Смутный этот фон или, как сейчас говорят, «бэкграунд»,
дымился за плечами Виталия Гангута, когда он стоял, согнувшись, вперившись
потревоженным взглядом в лицо спорт-комментаторши Таньки Луниной. Три или
четыре минуты она полыхала на экране, а потом сменилась сводкой погоды. Гангут
рванулся, схватил пиджак… Год назад он облегал фигуру, теперь не застегивался.
Три дня не буду жрать, снова начну бегать… схватил пиджак, заглянул в бумажник…
те прежние, большие деньги, «башли триумфа», никогда не залеживались, эти
нынешние малые деньжата, те, что нагорбачивались унижением, всегда в бумажнике…
прошагал по квартире, отражаясь в грязных окнах, в пыльных зеркалах, гася за
собой свет, то есть исчезая, и, наконец, у дверей остановился на секунду,
погасил свое последнее отражение и вздохнул: к ядреной фене завтра же с утра в
ОВИР за формулярами, линять отсюда, линять, линять…
Ознобец восторга, то, что в уме он называл «молодой
отвагой», охватил Гангута на лестничной площадке. Как он все бросит, все
отряхнет, как чисто вымоет руки, как затрещат в огне мосты, какие ветры
наполнят паруса! Было бы, однако, не вполне честно сказать, что «молодая
отвага» впервые посещала знаменитого в прошлом режиссера. Вот так же вечерами
выбегал на улицу, нервно, восторженно гулял, в конце концов напивался
где-нибудь по соседству, а утром после трех чашек кофе ехал на Научпоп и по
дороге вяло мусолил отступные мысли о климаксе, о поколении, о связях с почвой,
о том, что вот недавно его имя мелькнуло в какой-то обзорной статье, значит,
разрешили упоминать, а потом, глядишь, и фильм дадут ставить, а ведь любой
мало-мальски неконформистский фильм полезнее для общего дела, чем десяток
«Континентов». Фальшивое приглашение в Израиль, возникшее в короткий период
диссидентщины, тем не менее тщательно сохранялось как залог для будущих порывов
«молодой отваги».
Конечно, сегодняшний порыв был из ряда вон выходящим, в самом
деле какой-то приступ молодости, будто вдруг открылись пороховые погреба, будто
забил где-то в низах гормональный фонтанчик.
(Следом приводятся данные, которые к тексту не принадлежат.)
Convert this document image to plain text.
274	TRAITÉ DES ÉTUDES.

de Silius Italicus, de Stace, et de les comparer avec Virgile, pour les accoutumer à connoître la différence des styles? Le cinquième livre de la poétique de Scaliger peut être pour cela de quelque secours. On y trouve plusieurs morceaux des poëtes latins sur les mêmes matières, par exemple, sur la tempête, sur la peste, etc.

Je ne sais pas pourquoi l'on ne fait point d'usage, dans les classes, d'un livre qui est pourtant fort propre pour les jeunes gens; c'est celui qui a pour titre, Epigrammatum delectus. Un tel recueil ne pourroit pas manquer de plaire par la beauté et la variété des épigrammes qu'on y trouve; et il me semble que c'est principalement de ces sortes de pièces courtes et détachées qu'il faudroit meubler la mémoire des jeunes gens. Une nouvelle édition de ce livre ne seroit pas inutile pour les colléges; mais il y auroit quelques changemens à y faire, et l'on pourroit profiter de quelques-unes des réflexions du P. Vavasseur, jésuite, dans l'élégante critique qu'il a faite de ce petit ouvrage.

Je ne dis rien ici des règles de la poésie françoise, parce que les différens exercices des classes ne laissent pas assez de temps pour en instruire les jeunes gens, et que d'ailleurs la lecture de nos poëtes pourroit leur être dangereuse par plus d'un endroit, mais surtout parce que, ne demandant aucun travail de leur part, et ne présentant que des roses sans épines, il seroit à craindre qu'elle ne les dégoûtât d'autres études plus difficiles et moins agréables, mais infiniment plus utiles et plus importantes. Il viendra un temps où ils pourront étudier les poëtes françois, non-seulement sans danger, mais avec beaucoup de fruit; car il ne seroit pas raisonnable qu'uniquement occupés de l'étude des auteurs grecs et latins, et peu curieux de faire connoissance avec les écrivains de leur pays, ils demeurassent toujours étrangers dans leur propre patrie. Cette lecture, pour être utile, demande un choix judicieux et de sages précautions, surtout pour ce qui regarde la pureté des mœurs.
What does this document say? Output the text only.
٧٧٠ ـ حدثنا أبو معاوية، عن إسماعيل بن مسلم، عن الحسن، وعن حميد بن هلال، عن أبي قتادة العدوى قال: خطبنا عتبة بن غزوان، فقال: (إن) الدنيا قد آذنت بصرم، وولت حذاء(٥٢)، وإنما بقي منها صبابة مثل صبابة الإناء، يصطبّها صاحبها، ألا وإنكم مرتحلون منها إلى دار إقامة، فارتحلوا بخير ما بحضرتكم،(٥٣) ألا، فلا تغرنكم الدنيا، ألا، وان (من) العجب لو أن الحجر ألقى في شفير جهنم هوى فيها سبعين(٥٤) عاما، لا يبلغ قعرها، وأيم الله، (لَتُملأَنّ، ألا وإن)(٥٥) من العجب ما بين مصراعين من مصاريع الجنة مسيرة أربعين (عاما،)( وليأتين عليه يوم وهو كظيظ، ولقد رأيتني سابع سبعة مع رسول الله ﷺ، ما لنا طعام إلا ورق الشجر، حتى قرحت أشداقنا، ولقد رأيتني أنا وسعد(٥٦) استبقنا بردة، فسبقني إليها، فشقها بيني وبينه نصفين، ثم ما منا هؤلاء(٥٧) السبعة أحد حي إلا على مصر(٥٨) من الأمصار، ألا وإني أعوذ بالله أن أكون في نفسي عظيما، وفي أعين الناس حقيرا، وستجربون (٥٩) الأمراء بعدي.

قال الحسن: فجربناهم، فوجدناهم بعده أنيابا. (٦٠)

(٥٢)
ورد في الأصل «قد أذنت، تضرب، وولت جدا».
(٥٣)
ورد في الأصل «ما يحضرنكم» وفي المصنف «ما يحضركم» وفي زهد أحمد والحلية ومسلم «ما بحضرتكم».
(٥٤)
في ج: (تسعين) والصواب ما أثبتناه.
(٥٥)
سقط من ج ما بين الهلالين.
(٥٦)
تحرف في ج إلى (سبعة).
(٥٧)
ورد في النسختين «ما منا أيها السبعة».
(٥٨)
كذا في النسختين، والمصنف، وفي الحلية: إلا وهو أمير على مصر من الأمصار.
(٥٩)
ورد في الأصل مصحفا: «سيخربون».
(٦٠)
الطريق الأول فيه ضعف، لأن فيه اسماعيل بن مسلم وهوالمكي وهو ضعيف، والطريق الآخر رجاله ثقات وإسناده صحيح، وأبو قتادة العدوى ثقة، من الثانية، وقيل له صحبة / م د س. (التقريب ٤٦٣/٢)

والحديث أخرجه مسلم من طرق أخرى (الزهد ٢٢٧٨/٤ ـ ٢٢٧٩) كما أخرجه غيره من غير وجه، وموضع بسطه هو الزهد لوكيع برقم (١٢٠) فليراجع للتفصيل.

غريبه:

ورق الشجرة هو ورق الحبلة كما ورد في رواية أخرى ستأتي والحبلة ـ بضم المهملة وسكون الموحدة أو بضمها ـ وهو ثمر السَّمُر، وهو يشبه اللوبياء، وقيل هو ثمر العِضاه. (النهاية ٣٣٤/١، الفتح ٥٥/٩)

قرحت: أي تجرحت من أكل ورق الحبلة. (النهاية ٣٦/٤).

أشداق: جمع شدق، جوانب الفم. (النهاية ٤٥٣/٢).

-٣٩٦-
Прежде всего он найдет Таню Лунину
и узнает у нее об Андрее. Нужно немедленно искать коммуникацию с ним. В Крыму
мощная киноиндустрия. В конце концов не оставит же редактор «Курьера» своего
старого кореша. В конце концов он все-таки Виталий Гангут, «один яз», в конце
концов еще совсем недавно в Доме кино сказал ему, когда икру-то жрали, тот
красавчик-голливудчик-молодчик: «I know, I know, you are very much director». В
конце концов его отъезд вызовет «звук». Итак, прежде всего он найдет Таню
Лунину и, если будет подходящий случай, переспит с ней.
Красный глазок лифта тупо взирал Гангуту под правую ключицу.
Лестничная шахта четырнадцатиэтажного кооперативного дома гудела что-то как бы
авиационное. Откуда-то доносилась песня «Hey Judе». Двери лифта разъехались, и
на площадку вышел сосед Гангута, глядящий исподлобья и в сторону мужчина
средних лет с огромной собакой породы «московская сторожевая». Он был соседом
Гангута уже несколько лет, но Гангут не знал ни имени, ни звания, и даже за
глаза упоминал его как по сценарной записи «глядящий исподлобья и в сторону
мужчина средних лег с огромной собакой породы „московская сторожевая“. Сосед никогда
не здоровался с Гангутом, больше того – никогда не отвечал на приветствие.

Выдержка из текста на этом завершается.